Senator dari DKI Jakarta ini menyayangkan sikap pemerintah yang berkeras hati menaikkan iuran BPJS Kesehatan yang tidak disertai dengan komitmen atau jaminan bahwa ke depan peserta akan mendapat pelayanan yang lebih baik. Rencana kenaikan yang sama sekali tidak disertai dengan komitmen tegas pemerintah bahwa ke depan sistem dan manajemen BPJS Kesehatan lebih baik sehingga tidak terjadi lagi defisit sama sekali tidak terdengar. Bahkan kenaikan BPJS Kesehatan diiringi narasi-narasi yang dinilai kurang simpatik.
Fahira mengibaratkan memaksa orang untuk membayar sebuah produk dengan selisih harga lebih tinggi dari sebelumnya, tetapi tidak diberi jaminan bahwa produk tersebut lebih baik dari sebelumnya. Malah narasi-narasi yang mengiringi rencana kenaikan iuran sama sekali tidak simpatik. Kalau faskes tingkat pertama di seluruh Indonesia fasilitasnya sudah baik dan merata, peserta juga akan memilih puskesmas terdekat untuk mengobati sakitnya.
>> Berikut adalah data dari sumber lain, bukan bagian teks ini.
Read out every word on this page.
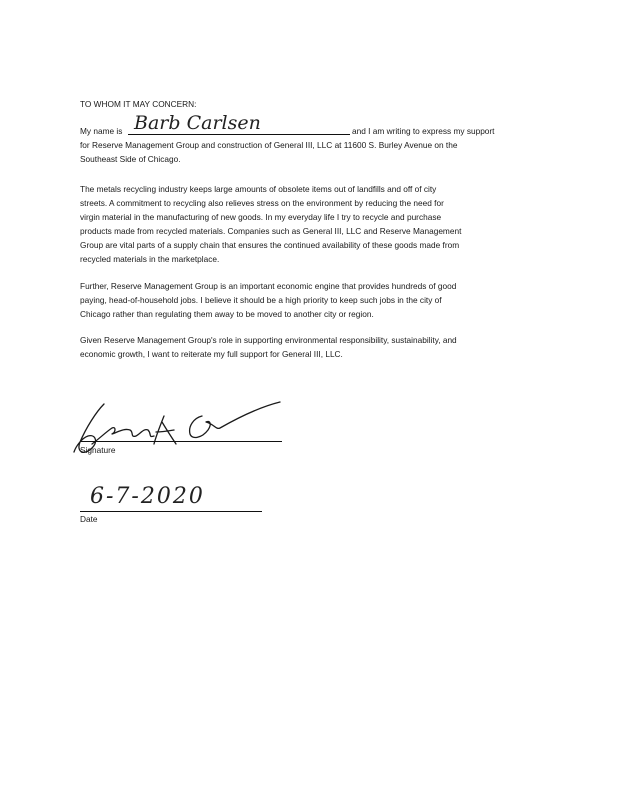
TO WHOM IT MAY CONCERN:
My name is Barb Carlsen	and I am writing to express my support
for Reserve Management Group and construction of General III, LLC at 11600 S. Burley Avenue on the
Southeast Side of Chicago.
The metals recycling industry keeps large amounts of obsolete items out of landfills and off of city
streets. A commitment to recycling also relieves stress on the environment by reducing the need for
virgin material in the manufacturing of new goods. In my everyday life I try to recycle and purchase
products made from recycled materials. Companies such as General III, LLC and Reserve Management
Group are vital parts of a supply chain that ensures the continued availability of these goods made from
recycled materials in the marketplace.
Further, Reserve Management Group is an important economic engine that provides hundreds of good
paying, head-of-household jobs. I believe it should be a high priority to keep such jobs in the city of
Chicago rather than regulating them away to be moved to another city or region.
Given Reserve Management Group's role in supporting environmental responsibility, sustainability, and
economic growth, I want to reiterate my full support for General III, LLC.
Signature
6-7-2020
Date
Jadi bukan manja.
Menurut Fahira, alasan atau pembelaan pemerintah yang menyatakan bahwa jika iuran tidak naik maka BPJS Kesehatan bisa colaps (bangkrut), mengesankan defisit BPJS Kesehatan adalah tanggung jawab semua peserta.
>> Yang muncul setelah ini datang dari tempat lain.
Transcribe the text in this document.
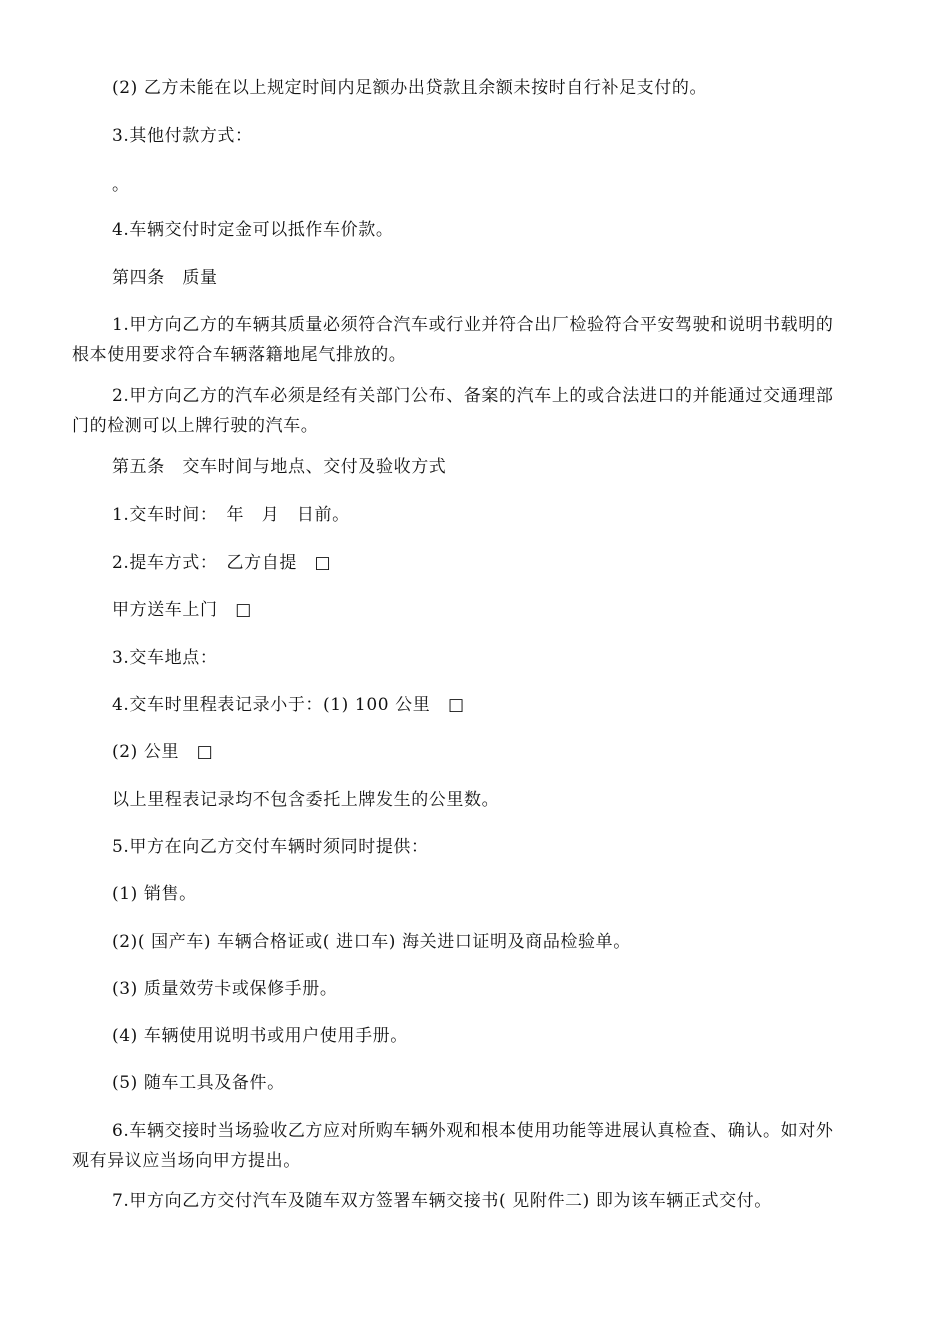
(2) 乙方未能在以上规定时间内足额办出贷款且余额未按时自行补足支付的。

3.其他付款方式：

。

4.车辆交付时定金可以抵作车价款。

第四条　质量

1.甲方向乙方的车辆其质量必须符合汽车或行业并符合出厂检验符合平安驾驶和说明书载明的根本使用要求符合车辆落籍地尾气排放的。

2.甲方向乙方的汽车必须是经有关部门公布、备案的汽车上的或合法进口的并能通过交通理部门的检测可以上牌行驶的汽车。

第五条　交车时间与地点、交付及验收方式

1.交车时间：　年　月　日前。

2.提车方式：　乙方自提　□

甲方送车上门　□

3.交车地点：

4.交车时里程表记录小于：(1) 100 公里　□

(2) 公里　□

以上里程表记录均不包含委托上牌发生的公里数。

5.甲方在向乙方交付车辆时须同时提供：

(1) 销售。

(2)( 国产车) 车辆合格证或( 进口车) 海关进口证明及商品检验单。

(3) 质量效劳卡或保修手册。

(4) 车辆使用说明书或用户使用手册。

(5) 随车工具及备件。

6.车辆交接时当场验收乙方应对所购车辆外观和根本使用功能等进展认真检查、确认。如对外观有异议应当场向甲方提出。

7.甲方向乙方交付汽车及随车双方签署车辆交接书( 见附件二) 即为该车辆正式交付。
Padahal jika saja kinerja BPJS Kesehatan maksimal terutama terkait strategic purchasing, pelayanan biaya operasional, tata kelola teknologi informasi, penerimaan dan pengeluaran, dan sistem piutang, defisit tidak akan sebesar ini.
Belum lagi persoalan masih banyaknya ditemukan perserta bermasalah (tidak memiliki NIK dan NIK ganda, kolom faskes kosong, peserta meninggal) yang menjadi biang terus membengkanya defisit, menandakan banyak hal yang harus diperbaiki oleh pemerintah.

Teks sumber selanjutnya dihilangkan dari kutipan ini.